I have long been bullish on commodities and have suggested all sorts of ways to get exposure to them, but none has been quite right. It’s too easy to lose money spread betting on prices, and derivatives are too complicated for most of us.

Investing in commodities: mining shares

Until now, I’ve considered the best solution is to buy shares in big mining companies such as Xstrata (XTA) and BHP Billiton (BLT).

But this also comes with complications. You don’t only get exposure to rising commodity prices, but also to the various risks that come with each company. Those risks are rising. As demand has soared for most hard commodities, so has the average price of getting them out of the ground.
We heard a lot earlier this year about how production was being constrained by a shortage of big tyres for mining trucks, while rising energy prices have bumped up the cost of running mining equipment.

There have also been staff shortages for some years now. The average age of mining engineers is well above 50 and the miners themselves are aware they are in short supply: workers at Chile’s Escondida, the world’s largest privately owned copper mine, recently went on strike after rejecting a pay rise of 3% and demanding 13%. This is unlikely to be the last strike of its kind in this bull market.

All these factors squeeze miners’ profit margins and make them look a less attractive investment than they were, and certainly a less attractive investment than, say, a couple of tonnes of already mined copper.

Investing in commodities: investing in softs

I’ve had even trickier problems finding simple ways for private investors to get into the agricultural, or “soft”, commodities markets.

It’s true that I’ve been talking about grain, sugar, soybean and hog prices for a few years, but without ever being able to suggest much in the way of a route in for the ordinary investor.

That’s a shame, as coffee, orange juice and wheat prices are all roaring ahead.

So how nice would it be if there was a way to get exposure to the commodity markets without having to buy company shares, with their attendant risks, and without actually having to fill up your garage with physical soybeans or silver? Well, here’s the good news. Now you can. ETF Securities tell me that within the next month it intends to launch 29 ETCs (exchange-traded commodities) that will allow investors to track directly the prices of almost every mainstream commodity from coffee and corn to heating oil and zinc, as well as various baskets of commodities (precious metals, agriculture and the like).

Investing in commodities: ETCs

ETCs operate much like ETFs (exchange-traded funds) in that they can be bought and sold just like a share on a stock exchange, but they track a particular commodity index.

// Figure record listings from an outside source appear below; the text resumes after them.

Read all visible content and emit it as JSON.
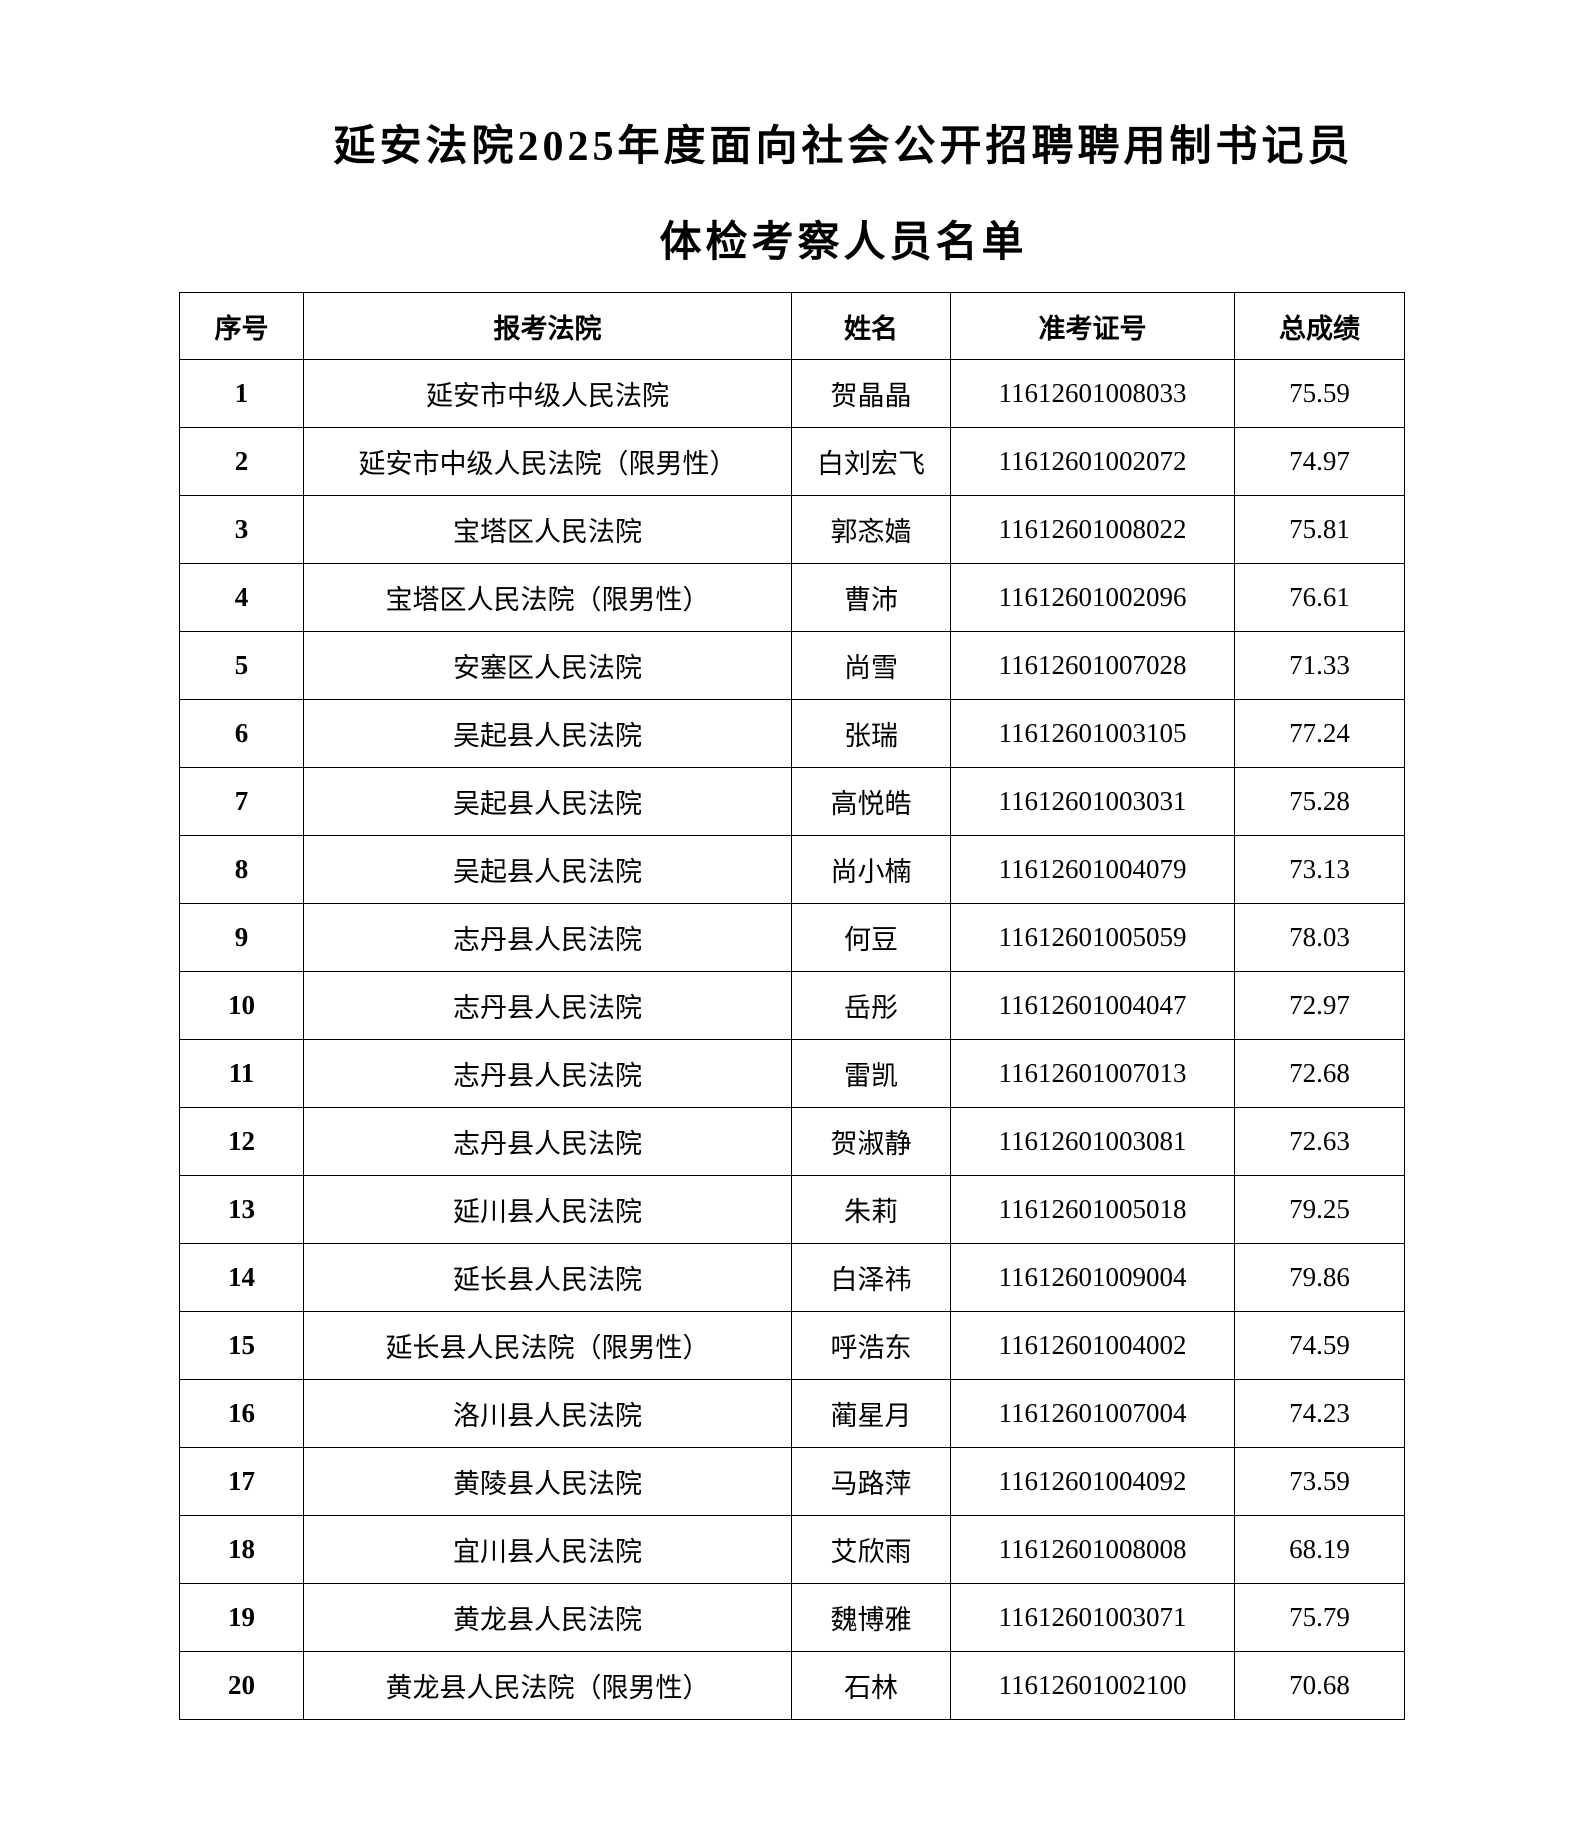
{
  "document": {
    "title_line1": "延安法院2025年度面向社会公开招聘聘用制书记员",
    "title_line2": "体检考察人员名单"
  },
  "table": {
    "headers": [
      "序号",
      "报考法院",
      "姓名",
      "准考证号",
      "总成绩"
    ],
    "rows": [
      [
        "1",
        "延安市中级人民法院",
        "贺晶晶",
        "11612601008033",
        "75.59"
      ],
      [
        "2",
        "延安市中级人民法院（限男性）",
        "白刘宏飞",
        "11612601002072",
        "74.97"
      ],
      [
        "3",
        "宝塔区人民法院",
        "郭忞嫱",
        "11612601008022",
        "75.81"
      ],
      [
        "4",
        "宝塔区人民法院（限男性）",
        "曹沛",
        "11612601002096",
        "76.61"
      ],
      [
        "5",
        "安塞区人民法院",
        "尚雪",
        "11612601007028",
        "71.33"
      ],
      [
        "6",
        "吴起县人民法院",
        "张瑞",
        "11612601003105",
        "77.24"
      ],
      [
        "7",
        "吴起县人民法院",
        "高悦皓",
        "11612601003031",
        "75.28"
      ],
      [
        "8",
        "吴起县人民法院",
        "尚小楠",
        "11612601004079",
        "73.13"
      ],
      [
        "9",
        "志丹县人民法院",
        "何豆",
        "11612601005059",
        "78.03"
      ],
      [
        "10",
        "志丹县人民法院",
        "岳彤",
        "11612601004047",
        "72.97"
      ],
      [
        "11",
        "志丹县人民法院",
        "雷凯",
        "11612601007013",
        "72.68"
      ],
      [
        "12",
        "志丹县人民法院",
        "贺淑静",
        "11612601003081",
        "72.63"
      ],
      [
        "13",
        "延川县人民法院",
        "朱莉",
        "11612601005018",
        "79.25"
      ],
      [
        "14",
        "延长县人民法院",
        "白泽祎",
        "11612601009004",
        "79.86"
      ],
      [
        "15",
        "延长县人民法院（限男性）",
        "呼浩东",
        "11612601004002",
        "74.59"
      ],
      [
        "16",
        "洛川县人民法院",
        "蔺星月",
        "11612601007004",
        "74.23"
      ],
      [
        "17",
        "黄陵县人民法院",
        "马路萍",
        "11612601004092",
        "73.59"
      ],
      [
        "18",
        "宜川县人民法院",
        "艾欣雨",
        "11612601008008",
        "68.19"
      ],
      [
        "19",
        "黄龙县人民法院",
        "魏博雅",
        "11612601003071",
        "75.79"
      ],
      [
        "20",
        "黄龙县人民法院（限男性）",
        "石林",
        "11612601002100",
        "70.68"
      ]
    ]
  }
}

The result? For the first time private investors will be able to dabble in the commodities markets both easily and cheaply: the ETCs will charge annual fees of a mere 0.49%. Better still, all the ETCs are eligible for both Isas and self-invested personal pensions. All this makes ETCs a rare and extraordinary thing: an innovation from the financial-services industry that is actually useful to investors.

Should you invest in commodities?

So now you can invest directly in the commodity markets, here’s the next question: should you? The answer is probably yes, if you can cope with volatility and are in for the long term. I’ve made the case for metals and oil before (supply is limited, demand is not) and it still stands.

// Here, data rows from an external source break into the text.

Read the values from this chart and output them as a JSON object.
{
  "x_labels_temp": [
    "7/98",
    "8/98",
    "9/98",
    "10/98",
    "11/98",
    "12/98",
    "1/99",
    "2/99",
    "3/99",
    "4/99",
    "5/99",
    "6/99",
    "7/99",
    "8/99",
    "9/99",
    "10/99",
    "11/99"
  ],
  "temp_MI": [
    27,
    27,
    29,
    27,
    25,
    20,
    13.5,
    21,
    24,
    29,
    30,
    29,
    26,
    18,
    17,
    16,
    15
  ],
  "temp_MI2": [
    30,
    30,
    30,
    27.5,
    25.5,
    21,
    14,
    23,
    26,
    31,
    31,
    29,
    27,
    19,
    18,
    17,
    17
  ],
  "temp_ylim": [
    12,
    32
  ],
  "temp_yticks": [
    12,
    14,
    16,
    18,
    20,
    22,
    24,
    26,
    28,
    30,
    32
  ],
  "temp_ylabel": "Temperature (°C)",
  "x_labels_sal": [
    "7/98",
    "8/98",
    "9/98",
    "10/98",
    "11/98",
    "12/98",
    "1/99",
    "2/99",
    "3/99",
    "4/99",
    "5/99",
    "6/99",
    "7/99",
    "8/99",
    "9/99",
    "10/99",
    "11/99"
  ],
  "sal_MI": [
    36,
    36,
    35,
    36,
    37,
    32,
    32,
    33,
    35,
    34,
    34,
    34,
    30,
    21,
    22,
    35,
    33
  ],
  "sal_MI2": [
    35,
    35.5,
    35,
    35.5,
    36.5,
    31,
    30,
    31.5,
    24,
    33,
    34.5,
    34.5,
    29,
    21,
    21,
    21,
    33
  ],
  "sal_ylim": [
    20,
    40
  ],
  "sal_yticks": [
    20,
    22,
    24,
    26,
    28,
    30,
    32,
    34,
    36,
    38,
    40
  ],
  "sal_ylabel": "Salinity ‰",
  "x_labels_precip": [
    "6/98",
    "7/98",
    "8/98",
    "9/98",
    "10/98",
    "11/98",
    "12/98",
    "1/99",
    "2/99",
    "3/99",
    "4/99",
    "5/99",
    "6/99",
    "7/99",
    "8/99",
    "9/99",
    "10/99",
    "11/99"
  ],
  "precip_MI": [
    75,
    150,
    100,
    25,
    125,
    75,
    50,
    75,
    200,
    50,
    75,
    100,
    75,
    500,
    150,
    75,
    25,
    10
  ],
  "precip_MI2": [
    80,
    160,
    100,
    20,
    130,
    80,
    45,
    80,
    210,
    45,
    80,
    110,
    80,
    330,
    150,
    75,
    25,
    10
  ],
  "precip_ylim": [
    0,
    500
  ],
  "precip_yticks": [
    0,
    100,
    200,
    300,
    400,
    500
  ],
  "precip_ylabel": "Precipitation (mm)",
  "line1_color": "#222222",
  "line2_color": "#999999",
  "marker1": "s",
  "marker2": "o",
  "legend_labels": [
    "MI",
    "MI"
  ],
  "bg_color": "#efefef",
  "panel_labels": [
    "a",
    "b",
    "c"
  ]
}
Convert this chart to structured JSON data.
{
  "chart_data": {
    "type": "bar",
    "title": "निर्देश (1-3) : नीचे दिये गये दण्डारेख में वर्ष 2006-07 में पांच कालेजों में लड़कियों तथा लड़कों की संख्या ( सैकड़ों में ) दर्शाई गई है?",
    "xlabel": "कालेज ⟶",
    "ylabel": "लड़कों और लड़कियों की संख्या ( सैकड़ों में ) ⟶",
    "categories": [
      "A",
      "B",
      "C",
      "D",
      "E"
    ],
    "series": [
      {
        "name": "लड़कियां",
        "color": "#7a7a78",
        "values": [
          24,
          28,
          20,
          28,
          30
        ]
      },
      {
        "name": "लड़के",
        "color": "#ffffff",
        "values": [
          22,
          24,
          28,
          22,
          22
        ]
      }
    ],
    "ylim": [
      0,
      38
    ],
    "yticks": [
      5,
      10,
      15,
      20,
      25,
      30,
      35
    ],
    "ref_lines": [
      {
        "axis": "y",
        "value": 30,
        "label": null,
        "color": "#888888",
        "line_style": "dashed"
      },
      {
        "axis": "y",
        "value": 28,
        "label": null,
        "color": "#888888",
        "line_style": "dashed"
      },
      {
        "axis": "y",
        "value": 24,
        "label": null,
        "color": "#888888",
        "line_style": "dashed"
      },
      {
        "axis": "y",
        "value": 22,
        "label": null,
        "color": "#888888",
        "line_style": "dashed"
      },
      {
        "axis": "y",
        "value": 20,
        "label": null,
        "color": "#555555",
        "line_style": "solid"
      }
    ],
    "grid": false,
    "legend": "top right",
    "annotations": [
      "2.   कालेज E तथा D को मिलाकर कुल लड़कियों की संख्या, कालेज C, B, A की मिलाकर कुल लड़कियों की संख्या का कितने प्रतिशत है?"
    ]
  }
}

The case for soft commodities is just as good, if not better. Prices haven’t risen anywhere near as fast as those of hard commodities, but over time there is every chance they will.

The emerging middle class across Asia is fast improving its diet, which will push up demand for proteins and grains (it takes a lot of grain to grow a chicken).

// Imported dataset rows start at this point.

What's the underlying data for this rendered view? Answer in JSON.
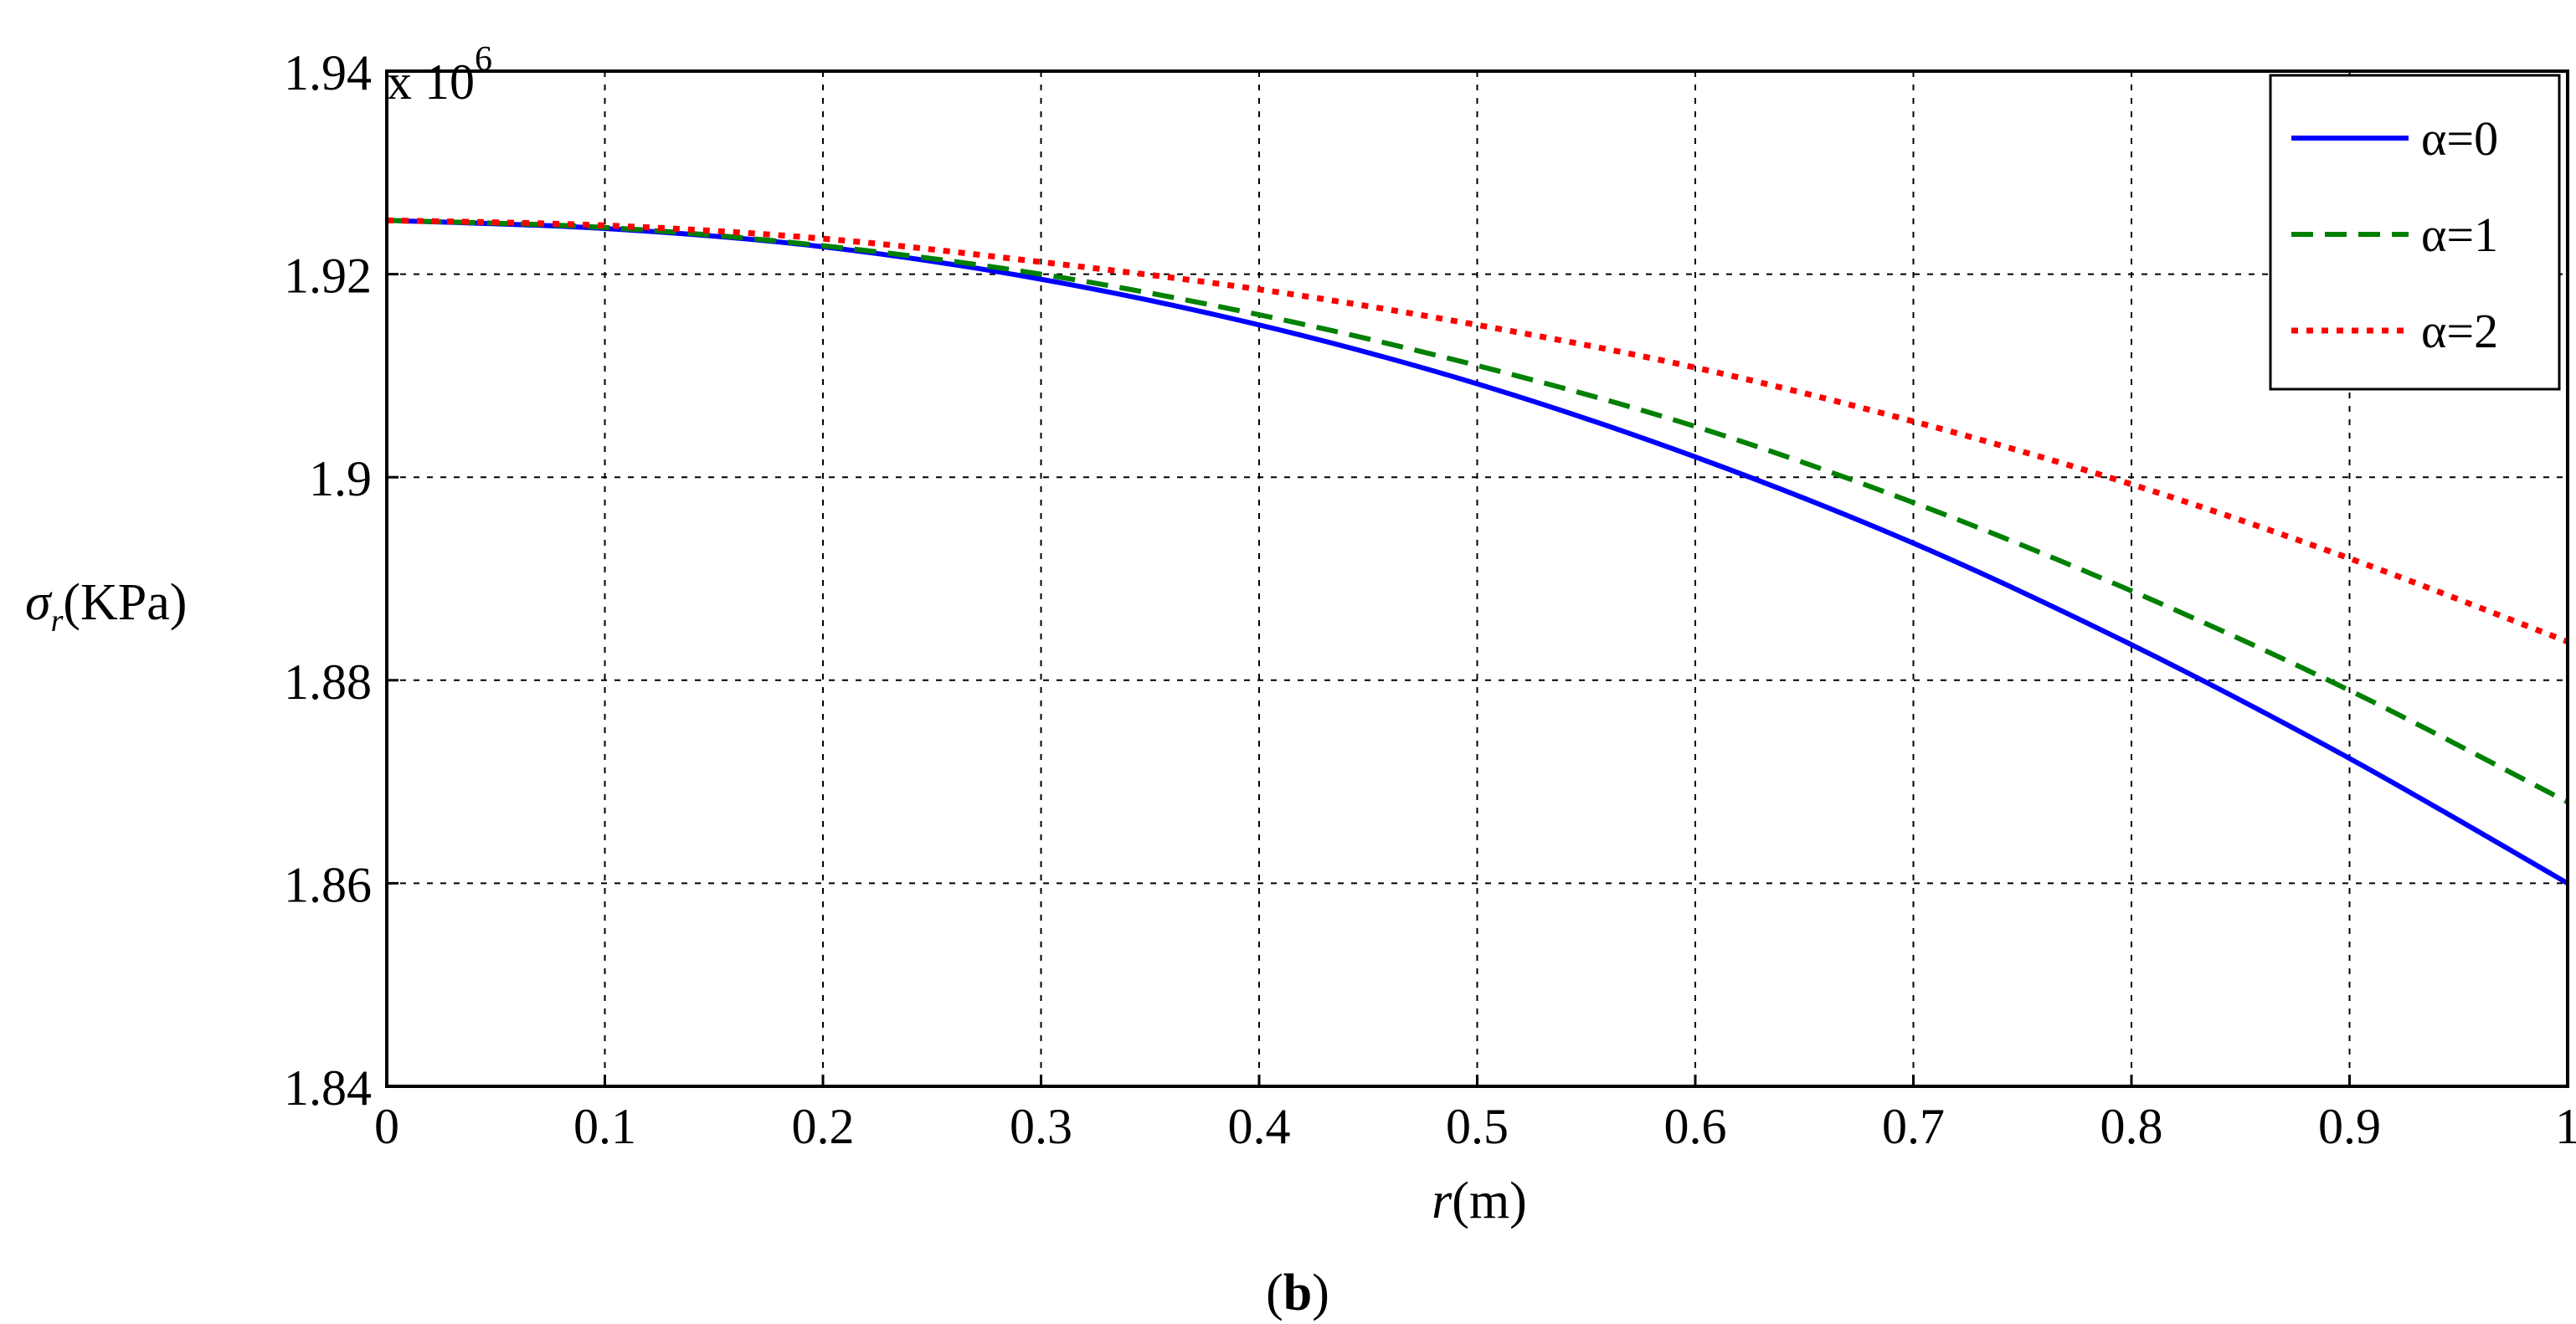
{
  "chart_data": {
    "type": "line",
    "title": "",
    "caption": {
      "open": "(",
      "letter": "b",
      "close": ")"
    },
    "xlabel": {
      "symbol": "r",
      "unit": "(m)"
    },
    "ylabel": {
      "symbol": "σ",
      "subscript": "r",
      "unit": "(KPa)"
    },
    "y_multiplier": {
      "base": "x 10",
      "exponent": "6"
    },
    "xlim": [
      0,
      1
    ],
    "ylim": [
      1.84,
      1.94
    ],
    "grid": true,
    "x_ticks": [
      0,
      0.1,
      0.2,
      0.3,
      0.4,
      0.5,
      0.6,
      0.7,
      0.8,
      0.9,
      1
    ],
    "x_tick_labels": [
      "0",
      "0.1",
      "0.2",
      "0.3",
      "0.4",
      "0.5",
      "0.6",
      "0.7",
      "0.8",
      "0.9",
      "1"
    ],
    "y_ticks": [
      1.84,
      1.86,
      1.88,
      1.9,
      1.92,
      1.94
    ],
    "y_tick_labels": [
      "1.84",
      "1.86",
      "1.88",
      "1.9",
      "1.92",
      "1.94"
    ],
    "legend_position": "top-right",
    "x": [
      0,
      0.1,
      0.2,
      0.3,
      0.4,
      0.5,
      0.6,
      0.7,
      0.8,
      0.9,
      1.0
    ],
    "series": [
      {
        "name": "α=0",
        "color": "#0000ff",
        "style": "solid",
        "values": [
          1.9253,
          1.9245,
          1.9227,
          1.9195,
          1.915,
          1.9092,
          1.902,
          1.8935,
          1.8835,
          1.8723,
          1.86
        ]
      },
      {
        "name": "α=1",
        "color": "#008000",
        "style": "dashed",
        "values": [
          1.9253,
          1.9246,
          1.9228,
          1.92,
          1.916,
          1.911,
          1.905,
          1.8975,
          1.8888,
          1.879,
          1.868
        ]
      },
      {
        "name": "α=2",
        "color": "#ff0000",
        "style": "dotted",
        "values": [
          1.9253,
          1.9248,
          1.9235,
          1.9212,
          1.9185,
          1.915,
          1.9108,
          1.9055,
          1.8993,
          1.892,
          1.8838
        ]
      }
    ]
  }
}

Add this to the boom in the production of biofuels (made from grain, sugar and palm oil), which is likely to continue if oil prices remain high, and the agricultural-commodity markets look a good place to have some of your money. That said, I wouldn’t put too much into single-commodity ETCs because individual softs prices are notoriously volatile. Instead, I’ll be investing my own money into either the “softs” ETC, which includes sugar, cotton and coffee, the “grains”, or “agriculture” which combines the two.